A.  La procédure civile
5.  Le mari de la requérante était employé à l'Institut d'océanologie de l'Académie des sciences russe, une institution publique. En 1977, il fut placé sur une liste d'attente pour l'obtention d'un logement. En août 1998, il arriva en haut de la liste. Il fut convenu que la requérante céderait à l'Institut ses droits à un appartement, afin que celui-ci attribue au couple un logement plus grand. Le 4 décembre 1998, la requérante et l'Institut signèrent un accord d'échange. Ultérieurement, l'Institut découvrit que la requérante avait vendu son appartement en mars 1998.
6.  A une date non précisée, le procureur de la ville de Guelendjik, ayant pris connaissance des transactions susmentionnées, introduisit une procédure contre la requérante et son mari au nom de l'Institut et de la personne à qui avait été attribué l'appartement de la requérante (M. M), afin d'obtenir l'annulation de l'accord et l'expulsion de la famille de la requérante de l'appartement attribué à son mari. Le mari de la requérante introduisit une action incidente afin d'obtenir la reconnaissance de son droit au nouvel appartement qu'il avait reçu de l'Institut.
7.  Le 9 mars 2000, le tribunal de Guelendjik (région de Krasnodar) fit droit à l'action du procureur. Le 25 avril 2000, le tribunal régional de Krasnodar infirma ce jugement et renvoya l'affaire devant la juridiction de première instance pour réexamen.
8.  Le tribunal de première instance entendit le procureur, la requérante, son mari et l'avocat du couple, ainsi que les représentants de l'Institut d'océanologie et de M. M, qui étaient également présents. Le 1er juin 2001, il fit droit à la demande du procureur. Le 18 juin 2001, il rejeta la demande incidente dans un jugement séparé. La requérante recourut contre cette décision. Le 16 août 2001, le tribunal régional confirma les jugements des 1er et 18 juin 2001. Le procureur était présent. Il n'y a pas de preuve écrite que la requérante ait reçu une convocation à cette audience.

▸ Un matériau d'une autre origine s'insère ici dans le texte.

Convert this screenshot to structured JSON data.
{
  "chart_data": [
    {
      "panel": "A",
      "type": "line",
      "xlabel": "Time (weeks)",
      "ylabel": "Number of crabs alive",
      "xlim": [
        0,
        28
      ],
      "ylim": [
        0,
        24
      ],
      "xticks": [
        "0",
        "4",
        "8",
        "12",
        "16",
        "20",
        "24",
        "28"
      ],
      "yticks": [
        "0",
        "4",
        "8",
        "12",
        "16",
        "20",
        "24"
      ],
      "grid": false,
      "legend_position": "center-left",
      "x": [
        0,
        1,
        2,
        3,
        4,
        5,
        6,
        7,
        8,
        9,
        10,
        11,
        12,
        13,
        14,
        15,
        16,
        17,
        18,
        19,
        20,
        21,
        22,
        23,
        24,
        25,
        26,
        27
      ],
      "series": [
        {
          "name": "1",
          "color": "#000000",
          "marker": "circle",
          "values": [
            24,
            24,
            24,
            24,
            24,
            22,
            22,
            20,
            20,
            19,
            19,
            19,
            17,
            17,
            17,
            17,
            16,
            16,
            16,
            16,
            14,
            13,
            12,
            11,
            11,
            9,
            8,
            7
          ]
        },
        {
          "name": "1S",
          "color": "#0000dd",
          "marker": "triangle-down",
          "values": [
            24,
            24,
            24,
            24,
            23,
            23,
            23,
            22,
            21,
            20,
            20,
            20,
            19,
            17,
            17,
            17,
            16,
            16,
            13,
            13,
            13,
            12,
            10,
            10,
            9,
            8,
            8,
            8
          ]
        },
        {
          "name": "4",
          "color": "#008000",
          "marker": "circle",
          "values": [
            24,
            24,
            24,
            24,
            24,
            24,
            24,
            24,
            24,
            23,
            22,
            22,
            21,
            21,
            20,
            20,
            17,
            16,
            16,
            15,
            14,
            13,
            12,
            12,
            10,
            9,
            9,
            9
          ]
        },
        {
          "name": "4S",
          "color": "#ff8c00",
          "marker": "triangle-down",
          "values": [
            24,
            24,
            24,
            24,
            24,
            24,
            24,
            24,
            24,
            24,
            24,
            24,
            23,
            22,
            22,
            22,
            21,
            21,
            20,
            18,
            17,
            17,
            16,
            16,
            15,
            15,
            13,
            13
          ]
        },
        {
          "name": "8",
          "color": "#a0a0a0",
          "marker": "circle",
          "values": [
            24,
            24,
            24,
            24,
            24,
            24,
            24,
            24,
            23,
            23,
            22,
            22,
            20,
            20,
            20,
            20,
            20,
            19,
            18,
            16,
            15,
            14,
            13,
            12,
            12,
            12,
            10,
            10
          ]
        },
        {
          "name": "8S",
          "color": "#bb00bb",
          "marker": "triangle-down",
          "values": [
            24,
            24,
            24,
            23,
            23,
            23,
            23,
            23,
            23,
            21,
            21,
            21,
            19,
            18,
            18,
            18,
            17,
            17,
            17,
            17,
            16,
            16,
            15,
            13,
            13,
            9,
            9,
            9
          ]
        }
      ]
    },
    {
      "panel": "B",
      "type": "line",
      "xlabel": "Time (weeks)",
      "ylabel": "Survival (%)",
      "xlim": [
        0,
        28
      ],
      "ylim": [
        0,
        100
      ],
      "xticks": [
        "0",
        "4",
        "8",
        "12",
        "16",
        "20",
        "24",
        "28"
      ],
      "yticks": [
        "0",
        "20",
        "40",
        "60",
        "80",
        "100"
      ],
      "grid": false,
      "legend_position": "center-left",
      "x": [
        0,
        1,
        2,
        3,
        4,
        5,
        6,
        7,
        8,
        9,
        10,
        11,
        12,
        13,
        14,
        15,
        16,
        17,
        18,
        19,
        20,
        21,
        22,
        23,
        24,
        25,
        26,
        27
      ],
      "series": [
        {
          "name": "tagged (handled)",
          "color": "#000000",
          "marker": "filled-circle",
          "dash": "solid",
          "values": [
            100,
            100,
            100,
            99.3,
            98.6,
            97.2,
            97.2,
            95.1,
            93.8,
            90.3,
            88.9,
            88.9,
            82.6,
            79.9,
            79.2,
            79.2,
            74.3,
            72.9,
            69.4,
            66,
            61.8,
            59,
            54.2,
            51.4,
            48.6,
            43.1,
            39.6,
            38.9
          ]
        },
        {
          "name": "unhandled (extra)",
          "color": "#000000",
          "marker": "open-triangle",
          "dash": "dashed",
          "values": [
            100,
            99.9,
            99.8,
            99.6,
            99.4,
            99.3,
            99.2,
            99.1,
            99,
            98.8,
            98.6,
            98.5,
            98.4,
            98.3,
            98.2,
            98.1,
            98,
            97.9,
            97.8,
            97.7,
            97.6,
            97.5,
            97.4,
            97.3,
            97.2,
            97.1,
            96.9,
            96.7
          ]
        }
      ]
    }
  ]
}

9.  Le 30 janvier 2003, la Cour suprême refusa d'ouvrir une procédure en supervision des décisions susmentionnées. Elle rejeta notamment le grief de la requérante relatif à l'absence de convocation à l'audience d'appel, notant que les parties avaient été informées de la tenue de cette audience.
B.  La procédure pénale contre la requérante
10.  Entre-temps, le 4 février 2000, une procédure pénale pour détournement de fonds fut engagée contre la requérante relativement aux mêmes faits. Le 19 décembre 2000, l'affaire fut classée sans suite pour absence de corpus delicti. Le 15 août 2006, cette décision fut annulée et l'enquête préliminaire reprit. L'issue de l'enquête n'est pas connue.
II.  LE DROIT INTERNE PERTINENT
A.  Les dispositions relatives au rôle du ministère public dans la procédure judiciaire
11.  Le code de procédure civile (CPC) de la République fédérative socialiste soviétique de Russie (RFSSR) en vigueur au moment des faits se lisait ainsi :
Article 41. Participation du ministère public à la procédure
« Le ministère public peut saisir le tribunal d'une action visant la protection des droits et intérêts légalement protégés de tiers, ou se joindre à la procédure à tout moment, si la protection des droits et intérêts de l'Etat, des droits et intérêts publics ou des intérêts légalement protégés des citoyens le commandent (...)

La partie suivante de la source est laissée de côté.